Arvin tidak akan pernah mau menyentuh wanita itu, haram baginya berbagi peluh keringat dan melakukan penyatuan mereka berdua. Dia hanya akan menyalurkan benihnya dirahim Zemira. Selamanya tidak akan mau dia bersentuhan seintim itu. "Sebaiknya kita segera bersiap, Ma! Apa banyak yang Mama undang untuk acara makan malam ini?" Arvin mengalihkan pembicaraan yang bisa membuatnya muntah antara sang Mama dengan istrinya.

"Tidak sayang, Mama hanya mengundang kamu dan juga Ansel. Jadi kita hanya berempat, yah khusus keluarga saja untuk tahun ini. Mama ingin menikmati memiliki menantu baru." Ujarnya. Arvin semakin muak melihat wajah Alara. "Apa sebenarnya istimewanya dirimu Alara? Kenapa Mamaku bisa begitu menyukaimu?" tanyanya dalam hati.

"Sayang, bisakah kamu buat makanan kesukaan Mama!" Alara tersenyum, "Tentu saja, Ma." Keduanya kompak menyebutkan satu menu favorit keduanya. "Soto Babat Semarang!" seru mereka, dan Arvin terperangah dibuatnya.

"Seakrab itukah Mama dan Alara? Bahkan perempuan itu tahu makanan favorit Mama dibandingkan aku yang anak kandungnya," lirih Arvin nyaris tidak terdengar oleh siapapun kecuali alat pendengarannya sendiri.

"Ayo, Mas!" Ajak Alara. Dia menuntun suaminya menuju taman belakang. Ternyata di sana pun sudah disiapkan segala alat bakar untuk barbeque. "Di sini sudah akan ada acara barbeque juga?" Erina mengangguk. "Lalu kenapa masih membuat Soto Babat juga, Ma? Belum lagi semua jenis makanan yang ada di meja? Sebanyak itu untuk siapa saja? Kan kata Mama hanya kita berempat yang makan?" Erina tersenyum, memang dia menyiapkan berbagai jenis makanan begitu banyak di meja makan. Tapi bukan untuk mereka, melainkan akan dikirim ke Panti Asuhan Suhada dimana Alara dibesarkan.

Setiap tahunnya, Erina selalu merayakan hari kelahirannya dengan makan bersama para anak yatim yang diundang langsung ke butik, tapi sekali lagi. Tahun ini berbeda, meski tetap memberikan santunan dan makanan seperti tahun-tahun sebelumnya. Yang membedakan adalah makanan itu dikirim ke panti begitu juga uang santunannya. Dikirim melalui transfer.

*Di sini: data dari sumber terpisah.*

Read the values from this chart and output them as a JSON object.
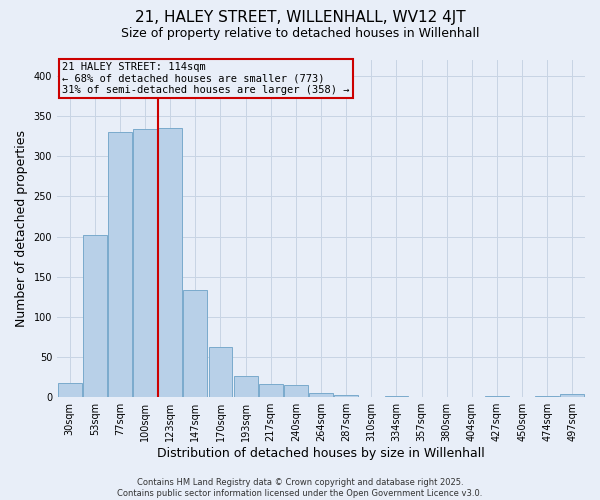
{
  "title_line1": "21, HALEY STREET, WILLENHALL, WV12 4JT",
  "title_line2": "Size of property relative to detached houses in Willenhall",
  "xlabel": "Distribution of detached houses by size in Willenhall",
  "ylabel": "Number of detached properties",
  "bar_color": "#b8d0e8",
  "bar_edgecolor": "#7aaacc",
  "grid_color": "#c8d4e4",
  "background_color": "#e8eef8",
  "annotation_box_color": "#cc0000",
  "annotation_line1": "21 HALEY STREET: 114sqm",
  "annotation_line2": "← 68% of detached houses are smaller (773)",
  "annotation_line3": "31% of semi-detached houses are larger (358) →",
  "categories": [
    "30sqm",
    "53sqm",
    "77sqm",
    "100sqm",
    "123sqm",
    "147sqm",
    "170sqm",
    "193sqm",
    "217sqm",
    "240sqm",
    "264sqm",
    "287sqm",
    "310sqm",
    "334sqm",
    "357sqm",
    "380sqm",
    "404sqm",
    "427sqm",
    "450sqm",
    "474sqm",
    "497sqm"
  ],
  "values": [
    18,
    202,
    330,
    334,
    335,
    133,
    62,
    27,
    16,
    15,
    5,
    3,
    0,
    1,
    0,
    0,
    0,
    1,
    0,
    1,
    4
  ],
  "property_bin_index": 4,
  "ylim": [
    0,
    420
  ],
  "yticks": [
    0,
    50,
    100,
    150,
    200,
    250,
    300,
    350,
    400
  ],
  "title_fontsize": 11,
  "subtitle_fontsize": 9,
  "label_fontsize": 9,
  "tick_fontsize": 7,
  "ann_fontsize": 7.5,
  "footer_text": "Contains HM Land Registry data © Crown copyright and database right 2025.\nContains public sector information licensed under the Open Government Licence v3.0."
}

"Itu buat anak-anak panti, sayang!" ucap Erina mengelus surai rambut putranya. "Kita akan makan ikan dan udang yang dibakar. Sebentar lagi juga akan datang ikan beserta udangnya. Kamu merasakan masakan istrimu, dia benar-benar pandai sekali memasak," puji Erina untuk menantunya. Sedangkan yang dipuji hanya bisa tertunduk malu.

"Ya, aku sudah merasakan masakannya, Ma."

"Wah, Mama lupa. Pasti tadi pagi kamu sarapan yang di buat oleh istrimu itu kan?" Erina menggeleng-gelengkan kepala. "Maafkan Mama karena sudah pikun, mama lupa kalau Alara sudah menjadi istrimu," lanjut Erina setengah menggoda.

"Kalau masih lama, aku mau ke kamar dulu, Ma!" seru Arvin, pernyataan yang tidak memerlukan jawaban. Mantap, Arvin melangkahkan kaki meninggalkan ibu dan juga istrinya.

"Mama bahagia sekali Alara, karena akhirnya kamu menjadi menantu Mama. Sebenarnya sudah lama sekali Mama ingin menjodohkan kamu dengan Arvin. Tapi setiap Mama tanya kapan dia pulang ke Indonesia, Arvin selalu bilang bulan depan lanjut bulan depan lagi dan lagi. Hingga hari dimana saya drop itu, dan kamu menyelamatkan saya. Tindakanmu itu membuat saya semakin yakin memilih Alara menjadi menantu. Saya hanya ingin, Arvin tidak salah pilih dalam mencari pendamping hidup. Dan bagiku, kamu memang sangat cocok untuk putraku. Berjanjilah Alara, apa pun yang terjadi. Tolong jangan pernah tinggalkan Arvin. Saya mohon, berjanjilah." Tatapan memohon membuat Alara terkesiap, sebuah cinta yang begitu besar Alara lihat dimata tua sayu Erina.

Dia merasa tidak memiliki alasan untuk menolak keinginan mertuanya. Walau pun dalam sudut hatinya ada rasa kecewa atas apa yang terjadi pada putranya. Namun kemudian, gadis itu teringat ucapan suaminya jika lusa pria kekar tersebut sudah mulai pengobatan. "Alara berjanji, Ma! Apa pun yang terjadi dengan mas Arvin, Alara akan selalu berada di samping dan mendukungnya."

Netra Erina berkaca-kaca, segera dia merengkuh tubuh menantu yang sudah dianggap seperti putrinya sendiri. "Terima kasih banyak sayang, terima kasih." Berkali-kali perempuan anggun itu menghujani ciuman dikening sang menantu. Dia belum pernah sebahagia ini. Doanya saat ini, semoga Alara dan Arvin bisa selalu bersama hingga usia dimakan oleh waktu.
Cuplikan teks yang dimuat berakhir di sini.